Chaque jour, le cerveau reçoit d’innombrables signaux sensoriels d’intensité variable, certains finissant par « atteindre la conscience » tandis que d’autres, bien que d’intensité similaire, restent dans l’ombre de l’inconscience. Depuis des dizaines d’années, les scientifiques tentent donc de comprendre pourquoi il existe cette différence dans le traitement des signaux. Quels sont les mécanismes impliqués dans le contrôle de l’accès à la conscience ?
Dans le cadre d’une nouvelle étude du département d’anesthésiologie et du Center for Consciousness Science du Michigan Medicine, des chercheurs ont identifié une zone clé du cortex cérébral qui semble être la « porte de la conscience ». Les résultats ont été publiés dans la revue Cell Reports.

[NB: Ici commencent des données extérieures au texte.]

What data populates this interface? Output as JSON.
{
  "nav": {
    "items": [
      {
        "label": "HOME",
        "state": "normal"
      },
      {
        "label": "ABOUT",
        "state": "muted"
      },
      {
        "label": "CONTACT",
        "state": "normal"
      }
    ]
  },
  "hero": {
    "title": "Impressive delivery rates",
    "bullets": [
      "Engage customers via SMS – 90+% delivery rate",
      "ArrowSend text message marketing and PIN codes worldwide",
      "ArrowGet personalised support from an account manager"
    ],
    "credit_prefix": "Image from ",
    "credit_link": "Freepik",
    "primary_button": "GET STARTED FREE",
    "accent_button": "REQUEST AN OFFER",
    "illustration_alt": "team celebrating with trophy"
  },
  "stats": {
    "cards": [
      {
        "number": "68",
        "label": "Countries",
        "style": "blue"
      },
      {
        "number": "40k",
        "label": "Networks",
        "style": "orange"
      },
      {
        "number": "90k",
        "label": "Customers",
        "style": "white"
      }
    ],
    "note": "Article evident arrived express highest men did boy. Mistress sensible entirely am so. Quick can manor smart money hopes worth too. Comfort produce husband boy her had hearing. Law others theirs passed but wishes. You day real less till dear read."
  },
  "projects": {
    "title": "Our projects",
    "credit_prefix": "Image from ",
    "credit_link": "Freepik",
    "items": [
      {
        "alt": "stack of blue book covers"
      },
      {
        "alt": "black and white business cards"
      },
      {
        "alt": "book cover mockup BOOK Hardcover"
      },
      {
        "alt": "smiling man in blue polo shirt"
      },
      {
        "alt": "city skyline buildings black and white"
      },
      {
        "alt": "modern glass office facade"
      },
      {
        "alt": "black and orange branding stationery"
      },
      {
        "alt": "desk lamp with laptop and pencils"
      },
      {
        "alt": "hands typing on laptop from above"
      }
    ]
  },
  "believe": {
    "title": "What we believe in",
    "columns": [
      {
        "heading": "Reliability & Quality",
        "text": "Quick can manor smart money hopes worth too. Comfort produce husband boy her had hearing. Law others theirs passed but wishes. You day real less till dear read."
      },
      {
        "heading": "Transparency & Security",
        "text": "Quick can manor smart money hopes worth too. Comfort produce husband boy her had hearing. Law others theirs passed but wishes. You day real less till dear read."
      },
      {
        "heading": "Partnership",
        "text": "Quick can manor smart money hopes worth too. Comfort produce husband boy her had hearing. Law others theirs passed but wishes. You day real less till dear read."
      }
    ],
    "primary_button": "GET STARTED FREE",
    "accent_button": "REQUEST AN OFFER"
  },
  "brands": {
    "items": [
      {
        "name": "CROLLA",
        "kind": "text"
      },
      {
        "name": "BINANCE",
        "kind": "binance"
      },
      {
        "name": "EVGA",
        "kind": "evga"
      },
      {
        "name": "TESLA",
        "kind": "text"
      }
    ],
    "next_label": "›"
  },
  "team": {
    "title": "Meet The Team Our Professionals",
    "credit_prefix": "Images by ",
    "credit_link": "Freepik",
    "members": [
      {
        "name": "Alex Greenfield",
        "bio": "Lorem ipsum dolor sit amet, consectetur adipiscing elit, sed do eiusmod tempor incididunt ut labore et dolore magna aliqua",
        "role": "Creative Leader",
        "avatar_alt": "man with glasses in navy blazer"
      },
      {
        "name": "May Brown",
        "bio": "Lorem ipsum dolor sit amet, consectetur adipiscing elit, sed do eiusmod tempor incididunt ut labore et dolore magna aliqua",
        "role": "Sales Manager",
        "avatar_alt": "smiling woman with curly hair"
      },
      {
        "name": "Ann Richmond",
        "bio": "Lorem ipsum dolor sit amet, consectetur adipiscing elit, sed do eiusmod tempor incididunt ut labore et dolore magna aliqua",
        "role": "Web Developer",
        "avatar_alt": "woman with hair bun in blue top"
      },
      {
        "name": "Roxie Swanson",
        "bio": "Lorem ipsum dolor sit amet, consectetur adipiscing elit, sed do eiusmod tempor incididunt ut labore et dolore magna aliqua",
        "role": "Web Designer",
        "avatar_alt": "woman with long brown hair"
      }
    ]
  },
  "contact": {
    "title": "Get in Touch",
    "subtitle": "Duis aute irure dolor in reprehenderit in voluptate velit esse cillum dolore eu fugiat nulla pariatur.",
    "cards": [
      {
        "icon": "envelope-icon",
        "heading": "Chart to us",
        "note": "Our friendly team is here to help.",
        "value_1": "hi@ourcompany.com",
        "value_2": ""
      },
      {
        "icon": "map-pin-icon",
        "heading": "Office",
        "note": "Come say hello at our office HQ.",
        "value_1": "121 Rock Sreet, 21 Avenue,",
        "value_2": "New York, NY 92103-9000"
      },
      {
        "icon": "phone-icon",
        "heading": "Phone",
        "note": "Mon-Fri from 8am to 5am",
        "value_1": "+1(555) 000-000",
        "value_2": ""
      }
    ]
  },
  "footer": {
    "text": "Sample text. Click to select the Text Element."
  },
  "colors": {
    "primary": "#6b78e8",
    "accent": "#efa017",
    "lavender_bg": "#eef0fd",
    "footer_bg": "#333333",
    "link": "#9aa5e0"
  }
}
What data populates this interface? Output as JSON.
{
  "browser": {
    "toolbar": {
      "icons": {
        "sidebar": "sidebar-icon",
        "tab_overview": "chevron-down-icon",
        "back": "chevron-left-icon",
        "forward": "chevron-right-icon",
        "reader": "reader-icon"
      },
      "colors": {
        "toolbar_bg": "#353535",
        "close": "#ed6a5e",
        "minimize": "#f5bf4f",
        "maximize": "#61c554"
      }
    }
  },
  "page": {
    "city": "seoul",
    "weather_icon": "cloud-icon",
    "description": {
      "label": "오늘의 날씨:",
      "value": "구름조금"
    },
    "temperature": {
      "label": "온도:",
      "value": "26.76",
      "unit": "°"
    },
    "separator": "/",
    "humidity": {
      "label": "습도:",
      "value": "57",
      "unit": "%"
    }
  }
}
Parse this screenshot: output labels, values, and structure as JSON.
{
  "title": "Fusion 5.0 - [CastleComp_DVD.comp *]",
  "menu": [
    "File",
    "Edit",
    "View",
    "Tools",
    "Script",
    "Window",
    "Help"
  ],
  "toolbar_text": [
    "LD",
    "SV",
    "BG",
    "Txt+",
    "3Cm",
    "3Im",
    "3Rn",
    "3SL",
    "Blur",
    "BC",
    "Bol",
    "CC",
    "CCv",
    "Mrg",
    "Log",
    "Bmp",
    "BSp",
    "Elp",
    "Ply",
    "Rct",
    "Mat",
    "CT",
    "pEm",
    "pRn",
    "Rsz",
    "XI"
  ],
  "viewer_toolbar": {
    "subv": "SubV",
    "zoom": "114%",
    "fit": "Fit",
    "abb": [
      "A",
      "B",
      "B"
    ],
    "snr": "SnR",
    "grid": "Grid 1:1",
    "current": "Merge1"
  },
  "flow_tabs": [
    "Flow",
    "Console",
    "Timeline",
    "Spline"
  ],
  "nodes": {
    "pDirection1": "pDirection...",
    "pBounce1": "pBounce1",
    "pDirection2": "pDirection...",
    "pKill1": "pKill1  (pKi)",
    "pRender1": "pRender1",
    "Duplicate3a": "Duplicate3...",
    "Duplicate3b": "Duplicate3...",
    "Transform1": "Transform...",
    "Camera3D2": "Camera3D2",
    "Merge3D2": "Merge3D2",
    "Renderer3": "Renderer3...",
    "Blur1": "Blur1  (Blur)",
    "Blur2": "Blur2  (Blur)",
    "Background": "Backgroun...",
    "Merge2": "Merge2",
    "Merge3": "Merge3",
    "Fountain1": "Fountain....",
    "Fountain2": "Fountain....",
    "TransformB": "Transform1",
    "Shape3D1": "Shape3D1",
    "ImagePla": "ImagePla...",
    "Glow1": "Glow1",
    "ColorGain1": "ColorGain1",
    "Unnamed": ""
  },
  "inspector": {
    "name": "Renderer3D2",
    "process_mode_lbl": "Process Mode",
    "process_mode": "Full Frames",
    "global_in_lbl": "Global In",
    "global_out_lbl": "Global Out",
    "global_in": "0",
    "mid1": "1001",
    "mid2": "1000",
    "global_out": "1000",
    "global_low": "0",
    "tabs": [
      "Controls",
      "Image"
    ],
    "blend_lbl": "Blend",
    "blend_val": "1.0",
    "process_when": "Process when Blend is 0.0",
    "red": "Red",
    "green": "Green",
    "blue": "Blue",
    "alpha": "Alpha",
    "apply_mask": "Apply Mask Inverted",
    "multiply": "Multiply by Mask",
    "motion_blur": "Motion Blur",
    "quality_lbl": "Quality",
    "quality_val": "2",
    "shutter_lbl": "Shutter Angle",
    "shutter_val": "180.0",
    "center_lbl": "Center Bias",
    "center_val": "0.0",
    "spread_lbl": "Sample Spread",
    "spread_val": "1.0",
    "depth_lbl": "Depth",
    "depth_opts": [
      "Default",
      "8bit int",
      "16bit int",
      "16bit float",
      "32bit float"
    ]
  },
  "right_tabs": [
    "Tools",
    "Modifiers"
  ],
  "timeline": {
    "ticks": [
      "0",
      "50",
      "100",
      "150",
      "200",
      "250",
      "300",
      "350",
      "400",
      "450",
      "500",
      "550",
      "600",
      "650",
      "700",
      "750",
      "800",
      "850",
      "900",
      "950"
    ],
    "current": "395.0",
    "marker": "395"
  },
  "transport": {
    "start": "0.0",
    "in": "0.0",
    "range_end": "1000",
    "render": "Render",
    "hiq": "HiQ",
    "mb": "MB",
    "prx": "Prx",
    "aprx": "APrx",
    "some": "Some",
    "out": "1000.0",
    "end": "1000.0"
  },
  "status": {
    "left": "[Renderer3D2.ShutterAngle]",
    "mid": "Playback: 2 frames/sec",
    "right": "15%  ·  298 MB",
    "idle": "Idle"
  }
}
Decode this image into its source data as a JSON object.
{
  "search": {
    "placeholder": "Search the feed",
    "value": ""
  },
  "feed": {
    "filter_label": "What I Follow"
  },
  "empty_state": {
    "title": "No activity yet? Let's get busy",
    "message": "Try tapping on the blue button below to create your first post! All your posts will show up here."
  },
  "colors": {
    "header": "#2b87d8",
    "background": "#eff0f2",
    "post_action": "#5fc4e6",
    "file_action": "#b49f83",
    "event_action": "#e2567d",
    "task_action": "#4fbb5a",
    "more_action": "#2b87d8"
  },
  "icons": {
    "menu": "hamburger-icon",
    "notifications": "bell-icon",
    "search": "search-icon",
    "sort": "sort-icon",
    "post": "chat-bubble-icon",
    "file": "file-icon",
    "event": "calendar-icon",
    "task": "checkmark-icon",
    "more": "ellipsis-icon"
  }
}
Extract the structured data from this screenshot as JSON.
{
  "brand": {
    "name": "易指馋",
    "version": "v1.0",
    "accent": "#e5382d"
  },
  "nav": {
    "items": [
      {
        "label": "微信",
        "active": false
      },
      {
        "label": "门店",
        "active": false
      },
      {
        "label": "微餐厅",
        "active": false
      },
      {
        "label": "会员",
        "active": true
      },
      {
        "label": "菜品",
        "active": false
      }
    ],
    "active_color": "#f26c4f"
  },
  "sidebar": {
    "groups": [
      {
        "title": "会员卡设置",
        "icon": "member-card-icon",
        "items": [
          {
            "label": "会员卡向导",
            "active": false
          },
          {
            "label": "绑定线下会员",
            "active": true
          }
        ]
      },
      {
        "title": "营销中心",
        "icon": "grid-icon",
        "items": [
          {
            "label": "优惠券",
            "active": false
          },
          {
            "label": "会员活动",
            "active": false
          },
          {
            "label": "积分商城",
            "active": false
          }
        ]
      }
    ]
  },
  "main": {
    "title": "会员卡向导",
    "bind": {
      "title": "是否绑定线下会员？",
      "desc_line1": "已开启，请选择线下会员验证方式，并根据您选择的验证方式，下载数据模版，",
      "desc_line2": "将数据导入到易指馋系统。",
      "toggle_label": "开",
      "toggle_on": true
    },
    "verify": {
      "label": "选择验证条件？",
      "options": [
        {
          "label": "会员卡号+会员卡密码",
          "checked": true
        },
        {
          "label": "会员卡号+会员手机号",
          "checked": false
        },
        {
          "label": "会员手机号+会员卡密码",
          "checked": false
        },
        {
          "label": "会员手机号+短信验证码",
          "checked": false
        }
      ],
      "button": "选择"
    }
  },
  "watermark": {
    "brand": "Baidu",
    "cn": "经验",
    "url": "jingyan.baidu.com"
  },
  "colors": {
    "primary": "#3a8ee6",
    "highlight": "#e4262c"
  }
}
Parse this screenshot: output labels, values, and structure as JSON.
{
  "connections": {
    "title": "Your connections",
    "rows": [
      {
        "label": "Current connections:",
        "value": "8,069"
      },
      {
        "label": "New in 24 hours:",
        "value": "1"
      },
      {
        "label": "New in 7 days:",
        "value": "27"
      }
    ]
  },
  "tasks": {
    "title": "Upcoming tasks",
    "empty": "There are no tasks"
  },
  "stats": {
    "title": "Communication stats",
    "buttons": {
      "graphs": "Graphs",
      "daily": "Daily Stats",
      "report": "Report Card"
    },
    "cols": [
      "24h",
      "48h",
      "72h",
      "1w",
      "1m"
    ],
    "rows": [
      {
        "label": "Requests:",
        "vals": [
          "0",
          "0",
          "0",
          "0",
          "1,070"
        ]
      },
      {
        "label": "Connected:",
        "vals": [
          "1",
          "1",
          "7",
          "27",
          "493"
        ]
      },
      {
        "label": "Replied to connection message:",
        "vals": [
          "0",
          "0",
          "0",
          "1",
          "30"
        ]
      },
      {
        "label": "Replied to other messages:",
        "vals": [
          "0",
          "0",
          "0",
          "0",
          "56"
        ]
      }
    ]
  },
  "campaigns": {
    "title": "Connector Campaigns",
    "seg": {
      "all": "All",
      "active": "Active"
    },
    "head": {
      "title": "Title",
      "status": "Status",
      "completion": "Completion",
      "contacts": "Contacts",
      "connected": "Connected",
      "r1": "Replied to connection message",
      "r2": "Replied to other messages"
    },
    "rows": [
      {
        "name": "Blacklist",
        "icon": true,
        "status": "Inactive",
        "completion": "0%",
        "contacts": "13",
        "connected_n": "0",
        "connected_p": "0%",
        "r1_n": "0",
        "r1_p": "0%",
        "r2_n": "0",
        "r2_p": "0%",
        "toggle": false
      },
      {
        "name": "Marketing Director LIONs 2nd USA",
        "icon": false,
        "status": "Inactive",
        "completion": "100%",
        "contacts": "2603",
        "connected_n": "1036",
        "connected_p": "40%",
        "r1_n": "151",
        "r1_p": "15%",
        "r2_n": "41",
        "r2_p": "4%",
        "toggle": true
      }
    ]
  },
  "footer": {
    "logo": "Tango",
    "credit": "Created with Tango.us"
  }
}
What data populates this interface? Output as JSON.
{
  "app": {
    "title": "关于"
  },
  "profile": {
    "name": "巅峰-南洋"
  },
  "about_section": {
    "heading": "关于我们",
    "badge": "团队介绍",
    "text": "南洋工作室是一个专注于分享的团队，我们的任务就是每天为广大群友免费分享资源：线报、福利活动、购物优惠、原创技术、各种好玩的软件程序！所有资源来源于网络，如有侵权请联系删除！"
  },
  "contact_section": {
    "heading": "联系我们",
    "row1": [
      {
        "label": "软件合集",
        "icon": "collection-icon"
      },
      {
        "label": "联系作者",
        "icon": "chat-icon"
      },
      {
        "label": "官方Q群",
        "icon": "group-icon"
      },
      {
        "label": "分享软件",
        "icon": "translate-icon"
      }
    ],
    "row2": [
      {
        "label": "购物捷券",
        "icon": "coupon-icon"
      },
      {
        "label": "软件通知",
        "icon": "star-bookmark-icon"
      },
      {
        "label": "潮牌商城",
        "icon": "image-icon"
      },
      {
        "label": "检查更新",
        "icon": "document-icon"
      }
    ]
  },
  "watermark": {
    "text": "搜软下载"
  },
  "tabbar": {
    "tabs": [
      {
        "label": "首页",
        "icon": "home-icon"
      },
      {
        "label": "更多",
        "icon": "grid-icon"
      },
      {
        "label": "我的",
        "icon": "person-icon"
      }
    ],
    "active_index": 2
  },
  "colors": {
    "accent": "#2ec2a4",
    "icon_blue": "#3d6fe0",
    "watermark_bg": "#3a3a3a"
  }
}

« Le traitement de l’information dans le cerveau possède deux dimensions : le traitement sensoriel de l’environnement sans conscience et celui qui se produit lorsqu’un stimulus atteint un certain niveau d’importance et entre dans la conscience », explique Zirui Huang, docteur en médecine et chercheur au département d’anesthésiologie.
Huang, ainsi que le chercheur principal Anthony Hudetz et leur équipe, ont tenté de confirmer que ce changement se produit dans une partie du cerveau appelée cortex insulaire antérieur (AIC), agissant comme une sorte de porte séparant les informations sensorielles de bas niveau de la conscience de niveau supérieur.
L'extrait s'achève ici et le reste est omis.